At the end of last week Gail and I carried out the second of the bird surveys at a site in North Lanarkshire, and unlike the first visit the weather was beautiful, and actually the site is rather beautiful too! Well, there was lots of warblers anyway!
One of the pools at my North Lanarkshire survey site
We set off under 4 oktas cloud with a light easterly breeze. The site is a mosaic of lowland heath, unimproved grassland, pools and Birch/Willow scrub. So, perfect habitat for Warblers. Willow Warblers were the most numerous warbler species with 30 singing males, followed by two Blackcaps, 17 Whitethroats, seven Grasshopper Warblers, five Goldcrests, a Garden Warbler and two Sedge Warblers.
Willow Warbler
Other species of interest included three Reed Buntings, six Skylarks, six Coal Tits, two Buzzards, a Jay and two Tree Pipits.
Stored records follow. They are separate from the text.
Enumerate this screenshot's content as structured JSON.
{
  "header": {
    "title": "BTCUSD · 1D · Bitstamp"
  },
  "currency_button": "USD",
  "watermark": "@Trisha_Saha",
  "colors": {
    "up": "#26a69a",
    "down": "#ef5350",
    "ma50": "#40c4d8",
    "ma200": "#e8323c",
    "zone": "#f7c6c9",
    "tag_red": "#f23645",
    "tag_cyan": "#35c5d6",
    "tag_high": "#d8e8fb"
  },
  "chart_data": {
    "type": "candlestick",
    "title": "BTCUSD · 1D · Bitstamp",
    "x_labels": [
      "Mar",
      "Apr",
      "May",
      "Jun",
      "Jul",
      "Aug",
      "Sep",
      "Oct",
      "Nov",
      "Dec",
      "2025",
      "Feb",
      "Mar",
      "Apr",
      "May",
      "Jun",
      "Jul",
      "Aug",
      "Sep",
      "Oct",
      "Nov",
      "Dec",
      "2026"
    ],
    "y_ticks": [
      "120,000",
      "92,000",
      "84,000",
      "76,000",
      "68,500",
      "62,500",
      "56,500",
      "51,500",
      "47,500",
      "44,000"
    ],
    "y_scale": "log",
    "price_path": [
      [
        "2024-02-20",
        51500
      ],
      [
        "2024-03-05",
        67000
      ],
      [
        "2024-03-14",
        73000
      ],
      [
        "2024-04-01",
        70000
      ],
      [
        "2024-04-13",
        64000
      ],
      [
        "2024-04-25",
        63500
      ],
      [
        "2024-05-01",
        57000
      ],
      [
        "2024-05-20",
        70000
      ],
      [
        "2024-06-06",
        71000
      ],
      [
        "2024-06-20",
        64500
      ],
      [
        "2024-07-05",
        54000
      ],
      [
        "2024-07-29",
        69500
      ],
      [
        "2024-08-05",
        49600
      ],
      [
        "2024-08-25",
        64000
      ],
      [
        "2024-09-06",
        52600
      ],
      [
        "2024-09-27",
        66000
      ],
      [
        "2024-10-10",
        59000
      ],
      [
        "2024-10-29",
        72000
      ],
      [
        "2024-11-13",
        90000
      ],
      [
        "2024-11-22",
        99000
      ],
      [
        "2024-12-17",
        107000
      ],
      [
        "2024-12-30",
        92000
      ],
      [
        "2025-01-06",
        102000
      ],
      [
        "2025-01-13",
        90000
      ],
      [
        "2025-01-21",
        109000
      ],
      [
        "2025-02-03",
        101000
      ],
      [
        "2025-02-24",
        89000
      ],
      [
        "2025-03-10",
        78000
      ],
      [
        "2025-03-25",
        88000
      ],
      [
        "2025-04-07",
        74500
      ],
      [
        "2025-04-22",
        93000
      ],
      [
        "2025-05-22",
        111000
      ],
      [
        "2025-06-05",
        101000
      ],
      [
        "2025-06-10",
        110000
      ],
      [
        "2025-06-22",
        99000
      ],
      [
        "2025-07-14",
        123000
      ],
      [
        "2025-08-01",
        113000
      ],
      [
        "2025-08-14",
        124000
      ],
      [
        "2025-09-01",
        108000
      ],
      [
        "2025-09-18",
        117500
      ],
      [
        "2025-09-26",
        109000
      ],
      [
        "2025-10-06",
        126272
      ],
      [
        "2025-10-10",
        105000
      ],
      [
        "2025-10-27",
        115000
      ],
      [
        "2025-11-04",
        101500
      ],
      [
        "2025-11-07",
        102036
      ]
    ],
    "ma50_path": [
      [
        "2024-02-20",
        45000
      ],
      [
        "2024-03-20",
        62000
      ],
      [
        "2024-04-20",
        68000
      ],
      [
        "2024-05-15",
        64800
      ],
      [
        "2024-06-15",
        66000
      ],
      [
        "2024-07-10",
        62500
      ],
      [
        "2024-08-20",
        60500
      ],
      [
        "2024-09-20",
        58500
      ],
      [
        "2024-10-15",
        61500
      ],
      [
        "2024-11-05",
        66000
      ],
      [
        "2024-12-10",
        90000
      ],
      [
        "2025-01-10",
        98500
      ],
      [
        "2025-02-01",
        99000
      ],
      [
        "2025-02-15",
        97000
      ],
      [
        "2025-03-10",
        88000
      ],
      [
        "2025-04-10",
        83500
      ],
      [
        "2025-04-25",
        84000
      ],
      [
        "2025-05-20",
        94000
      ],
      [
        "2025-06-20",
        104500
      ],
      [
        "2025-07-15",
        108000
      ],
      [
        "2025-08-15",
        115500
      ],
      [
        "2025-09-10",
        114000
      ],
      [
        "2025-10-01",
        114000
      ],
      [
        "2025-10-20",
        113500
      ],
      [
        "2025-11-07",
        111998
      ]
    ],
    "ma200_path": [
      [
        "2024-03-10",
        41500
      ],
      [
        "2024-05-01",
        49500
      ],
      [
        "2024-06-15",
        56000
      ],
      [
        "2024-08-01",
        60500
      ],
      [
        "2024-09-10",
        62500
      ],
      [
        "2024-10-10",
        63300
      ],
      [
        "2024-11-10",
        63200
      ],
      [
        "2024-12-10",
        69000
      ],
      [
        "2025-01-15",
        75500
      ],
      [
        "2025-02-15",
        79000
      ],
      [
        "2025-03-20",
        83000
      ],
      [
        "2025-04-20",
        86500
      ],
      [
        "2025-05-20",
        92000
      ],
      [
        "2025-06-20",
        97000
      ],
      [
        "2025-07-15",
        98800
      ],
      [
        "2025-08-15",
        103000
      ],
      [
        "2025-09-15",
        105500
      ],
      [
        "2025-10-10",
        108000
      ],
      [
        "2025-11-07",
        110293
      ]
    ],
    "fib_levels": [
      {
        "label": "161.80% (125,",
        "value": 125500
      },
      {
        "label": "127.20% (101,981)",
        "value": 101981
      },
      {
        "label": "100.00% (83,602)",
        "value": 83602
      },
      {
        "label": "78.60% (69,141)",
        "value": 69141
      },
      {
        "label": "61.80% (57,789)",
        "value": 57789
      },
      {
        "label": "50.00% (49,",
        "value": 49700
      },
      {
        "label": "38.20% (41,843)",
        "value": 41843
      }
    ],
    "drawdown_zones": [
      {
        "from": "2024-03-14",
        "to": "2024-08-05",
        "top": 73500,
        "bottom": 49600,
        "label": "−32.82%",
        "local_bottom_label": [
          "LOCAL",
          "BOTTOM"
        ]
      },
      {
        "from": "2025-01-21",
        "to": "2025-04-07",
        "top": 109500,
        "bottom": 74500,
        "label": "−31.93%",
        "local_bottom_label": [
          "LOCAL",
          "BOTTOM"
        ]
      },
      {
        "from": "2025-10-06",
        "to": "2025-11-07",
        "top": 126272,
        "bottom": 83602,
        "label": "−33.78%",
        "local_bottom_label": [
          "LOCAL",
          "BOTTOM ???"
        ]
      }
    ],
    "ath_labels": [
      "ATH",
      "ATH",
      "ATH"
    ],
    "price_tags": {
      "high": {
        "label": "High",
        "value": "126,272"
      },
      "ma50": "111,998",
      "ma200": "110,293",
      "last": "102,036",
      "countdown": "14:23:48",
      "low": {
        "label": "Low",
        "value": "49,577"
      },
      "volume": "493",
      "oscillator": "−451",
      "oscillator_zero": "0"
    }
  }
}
At weekend we undertook our second check of our Pied Flycatcher boxes in Bowland and rather pleasingly recorded nine active Pied Flycatcher nests, so an increase of two from last week. I managed to lift six female Pied Fly's off the nest (four new birds and two recaptures), so with the female I lifted last week that just leaves one female to lift, so that's pretty good.
A few boxes had pulli ready to ring, so we ringed nine Blue Tits and eighteen Great Tits. The Nuthatch was still sitting, probably brooding tiny young, so hopefully we'll have a box full of Nuthatches to do this coming weekend!
Great Tit
Monday saw me surveying one of my plantation woodland sites in south Cumbria with not a lot to report other than four Blackcap, three Reed Buntings and a Tree Sparrow of interest. I followed this by a visit to Foulshaw Moss for a couple of hours, before heading off on another site visit.
Foulshaw Moss
I always enjoy this site and it was good to see a few Common Lizzards basking on the boardwalk and a few White-faced Darters on the wing. Bird interest was provided by five Sedge Warblers, five Lesser Redpolls, nine Willow Warblers and Osprey.
Common Lizard
White-faced Darter
Day five, of 5 in 1, was another one of my plantation woodland survey sites, this time in the North Pennines. Nothing much to report, other than it was a glorious morning, and a pleasure to be out. If you were to push me to report something that I recorded it would have to be the four Willow Warblers, two Song Thrushes, Stock Dove, confiding female Pied Wagtail (see picture below), two Curlews, Brown Hare, Siskin, two Lesser Redpolls and singing Redstart.
Pied Wagtail
Cumbria tomorrow, back to North Lanarkshire on Friday and boxes again at weekend; it doesn't stop!
2 comments:
Seems early for the darters? Love them...
They are cracking beasties Stewart. I wonder if we are a bit earlier down here? I was there again on 28th May and had a few more, including a pair mating. Cheers!